John groaned. "We've sure-gawd got an ambitious pair of kids here, Mary!
What about the money you get from this trip, Doug?"

"Will you let me keep it?" asked Douglas, eagerly.

"I'll see!" John picked up his book again.

"Let me go with you, Doug!" pleaded Judith.

"Nothing doing!" exclaimed her stepfather succinctly. "You go to bed now before you get me aggravated."

Judith tossed her head but obediently retired to her corner of the room, undressed and crawled into her bed. Douglas was not long in following her example.

It was about eight o'clock Wednesday morning and twenty below zero when the mail buckboard driven by Douglas took the rising trail from Black Gorge eastward over the Mesa Pass. The snow was heavy and the trail only indifferently opened. To add to the difficulties, Scott had hitched Polly, a half-broken mule, to the stage in place of the mare who had gone lame. James, the remaining horse, was steady, however, and Douglas had only a moderate amount of trouble until the long steep grade up to the Pass began. Here, after a quarter of an hour of reluctant going, the mule balked. James did what he could to pull her along, Douglas plied the blacksnake; but to no avail. When she finally did move it was to lie down with deliberate slowness. Douglas jumped out into the drifts and by risking his life among her agitated legs he managed to get her up. An hour passed in the intense cold before she finally was harnessed and meekly pulling more than her share.

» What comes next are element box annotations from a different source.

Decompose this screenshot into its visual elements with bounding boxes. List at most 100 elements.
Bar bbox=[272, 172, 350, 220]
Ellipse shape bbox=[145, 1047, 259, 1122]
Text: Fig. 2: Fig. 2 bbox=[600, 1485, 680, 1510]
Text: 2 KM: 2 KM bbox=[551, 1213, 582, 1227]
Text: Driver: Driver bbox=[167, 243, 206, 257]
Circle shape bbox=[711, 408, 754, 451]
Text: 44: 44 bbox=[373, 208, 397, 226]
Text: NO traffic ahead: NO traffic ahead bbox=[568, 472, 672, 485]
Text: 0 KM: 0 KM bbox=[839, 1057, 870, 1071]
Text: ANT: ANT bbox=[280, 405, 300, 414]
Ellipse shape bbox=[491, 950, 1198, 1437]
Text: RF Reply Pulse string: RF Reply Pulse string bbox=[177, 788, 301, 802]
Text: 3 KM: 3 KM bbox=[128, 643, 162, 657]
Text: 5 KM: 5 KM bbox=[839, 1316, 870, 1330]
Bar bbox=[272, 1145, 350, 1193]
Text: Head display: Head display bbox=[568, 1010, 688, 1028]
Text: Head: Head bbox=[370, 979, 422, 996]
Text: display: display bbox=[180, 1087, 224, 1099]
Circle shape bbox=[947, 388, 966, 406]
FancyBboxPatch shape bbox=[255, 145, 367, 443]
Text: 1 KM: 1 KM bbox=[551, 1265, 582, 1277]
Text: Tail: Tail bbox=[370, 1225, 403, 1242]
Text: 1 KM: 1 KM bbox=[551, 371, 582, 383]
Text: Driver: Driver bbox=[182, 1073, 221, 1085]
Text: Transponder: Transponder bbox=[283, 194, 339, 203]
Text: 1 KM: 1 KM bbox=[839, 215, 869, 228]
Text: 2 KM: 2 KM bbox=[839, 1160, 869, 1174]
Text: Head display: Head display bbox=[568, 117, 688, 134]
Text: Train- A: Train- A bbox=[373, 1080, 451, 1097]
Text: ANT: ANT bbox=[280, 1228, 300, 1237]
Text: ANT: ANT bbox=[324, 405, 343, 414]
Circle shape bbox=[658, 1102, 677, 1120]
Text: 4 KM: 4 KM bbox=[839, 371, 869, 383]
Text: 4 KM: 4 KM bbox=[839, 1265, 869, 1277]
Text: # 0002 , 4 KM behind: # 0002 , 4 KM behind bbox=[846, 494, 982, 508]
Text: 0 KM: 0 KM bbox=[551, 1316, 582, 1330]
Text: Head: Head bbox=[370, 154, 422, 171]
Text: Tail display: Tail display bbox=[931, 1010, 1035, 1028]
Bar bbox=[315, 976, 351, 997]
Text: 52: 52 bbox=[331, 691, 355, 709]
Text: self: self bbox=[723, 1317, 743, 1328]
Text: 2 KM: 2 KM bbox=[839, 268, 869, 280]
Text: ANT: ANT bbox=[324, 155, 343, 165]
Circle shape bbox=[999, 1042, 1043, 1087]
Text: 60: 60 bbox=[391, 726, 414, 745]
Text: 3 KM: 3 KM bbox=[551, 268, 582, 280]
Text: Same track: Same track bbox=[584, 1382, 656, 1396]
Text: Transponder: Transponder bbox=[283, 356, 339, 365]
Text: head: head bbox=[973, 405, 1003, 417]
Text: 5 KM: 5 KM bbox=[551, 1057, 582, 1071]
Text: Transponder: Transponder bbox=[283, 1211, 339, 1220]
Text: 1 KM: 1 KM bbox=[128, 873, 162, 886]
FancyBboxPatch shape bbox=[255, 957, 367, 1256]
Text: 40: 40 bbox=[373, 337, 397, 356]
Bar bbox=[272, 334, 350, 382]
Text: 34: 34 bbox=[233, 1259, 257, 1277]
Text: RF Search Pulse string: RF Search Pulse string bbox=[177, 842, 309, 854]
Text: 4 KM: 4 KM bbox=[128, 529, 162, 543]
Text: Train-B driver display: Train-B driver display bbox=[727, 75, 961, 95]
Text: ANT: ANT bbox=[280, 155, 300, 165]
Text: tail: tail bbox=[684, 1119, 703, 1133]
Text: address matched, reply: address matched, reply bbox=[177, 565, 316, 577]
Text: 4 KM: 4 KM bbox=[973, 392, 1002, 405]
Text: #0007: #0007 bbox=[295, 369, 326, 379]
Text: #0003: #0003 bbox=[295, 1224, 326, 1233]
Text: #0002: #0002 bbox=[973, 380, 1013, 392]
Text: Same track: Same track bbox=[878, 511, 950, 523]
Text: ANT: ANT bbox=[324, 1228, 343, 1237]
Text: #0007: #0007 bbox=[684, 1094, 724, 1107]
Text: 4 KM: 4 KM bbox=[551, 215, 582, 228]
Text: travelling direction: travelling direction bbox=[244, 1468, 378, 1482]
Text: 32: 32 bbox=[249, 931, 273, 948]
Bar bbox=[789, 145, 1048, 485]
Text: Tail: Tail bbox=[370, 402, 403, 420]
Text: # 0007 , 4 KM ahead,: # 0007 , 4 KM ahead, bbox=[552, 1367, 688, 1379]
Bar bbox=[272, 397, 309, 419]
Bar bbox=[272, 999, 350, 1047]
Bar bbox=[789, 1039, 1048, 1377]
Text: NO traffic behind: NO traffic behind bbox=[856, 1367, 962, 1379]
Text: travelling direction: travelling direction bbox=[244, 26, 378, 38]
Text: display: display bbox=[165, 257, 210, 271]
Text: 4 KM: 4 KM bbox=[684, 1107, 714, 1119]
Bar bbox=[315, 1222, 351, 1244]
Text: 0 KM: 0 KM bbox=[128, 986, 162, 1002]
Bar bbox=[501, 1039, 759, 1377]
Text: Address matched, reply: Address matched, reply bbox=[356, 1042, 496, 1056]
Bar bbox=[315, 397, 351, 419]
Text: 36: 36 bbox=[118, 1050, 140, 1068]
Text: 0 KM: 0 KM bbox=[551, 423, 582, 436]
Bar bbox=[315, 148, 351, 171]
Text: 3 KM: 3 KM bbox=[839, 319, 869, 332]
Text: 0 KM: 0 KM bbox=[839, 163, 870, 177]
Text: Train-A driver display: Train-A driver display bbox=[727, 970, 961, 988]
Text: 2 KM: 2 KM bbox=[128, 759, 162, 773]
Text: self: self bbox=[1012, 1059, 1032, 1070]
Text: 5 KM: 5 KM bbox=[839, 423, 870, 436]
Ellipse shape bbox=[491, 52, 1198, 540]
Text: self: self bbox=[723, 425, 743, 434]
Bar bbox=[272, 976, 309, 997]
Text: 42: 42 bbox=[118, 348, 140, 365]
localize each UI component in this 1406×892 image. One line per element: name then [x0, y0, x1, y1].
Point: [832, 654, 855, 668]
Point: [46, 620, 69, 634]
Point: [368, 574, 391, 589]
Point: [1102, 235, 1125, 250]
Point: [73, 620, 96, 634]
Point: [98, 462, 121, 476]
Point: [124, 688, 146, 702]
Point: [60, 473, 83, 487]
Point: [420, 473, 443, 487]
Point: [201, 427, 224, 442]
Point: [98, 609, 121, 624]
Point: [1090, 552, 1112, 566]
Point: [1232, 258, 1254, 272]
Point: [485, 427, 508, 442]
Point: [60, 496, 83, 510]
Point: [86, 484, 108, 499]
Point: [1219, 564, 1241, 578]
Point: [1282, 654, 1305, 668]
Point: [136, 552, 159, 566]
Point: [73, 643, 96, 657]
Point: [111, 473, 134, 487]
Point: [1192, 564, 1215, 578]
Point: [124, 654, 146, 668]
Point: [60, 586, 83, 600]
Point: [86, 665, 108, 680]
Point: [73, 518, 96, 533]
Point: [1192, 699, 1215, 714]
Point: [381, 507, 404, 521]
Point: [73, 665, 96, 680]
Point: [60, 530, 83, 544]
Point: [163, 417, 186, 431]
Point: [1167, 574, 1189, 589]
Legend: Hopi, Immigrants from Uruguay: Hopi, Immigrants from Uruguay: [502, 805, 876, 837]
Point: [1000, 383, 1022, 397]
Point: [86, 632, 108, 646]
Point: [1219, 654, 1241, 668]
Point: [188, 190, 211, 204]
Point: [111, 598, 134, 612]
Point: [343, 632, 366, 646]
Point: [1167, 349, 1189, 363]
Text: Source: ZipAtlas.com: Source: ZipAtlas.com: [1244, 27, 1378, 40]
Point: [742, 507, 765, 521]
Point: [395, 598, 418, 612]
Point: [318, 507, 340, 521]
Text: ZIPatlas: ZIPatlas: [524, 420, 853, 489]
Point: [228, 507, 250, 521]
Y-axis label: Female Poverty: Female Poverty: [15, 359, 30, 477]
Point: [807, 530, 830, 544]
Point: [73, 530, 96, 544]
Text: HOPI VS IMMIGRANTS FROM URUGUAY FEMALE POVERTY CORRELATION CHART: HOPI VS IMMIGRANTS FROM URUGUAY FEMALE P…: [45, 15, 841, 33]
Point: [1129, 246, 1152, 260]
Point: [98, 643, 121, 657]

At the top of the Pass, Douglas drew up to breathe the team. Bleak, snow-covered rocks rose on either side of the trail, but opening beyond, snow-topped ranges in rainbow tints gleamed against a sky of intensest blue. Behind him, as he turned to look, lay Lost Chief Valley, with blue clouds rolling from the tops of Dead Line and Falkner's Peaks. Douglas shivered and urged the team on. But the mule again balked, and as Doug gathered up the whip a gruff voice cried, "Hold up your hands!"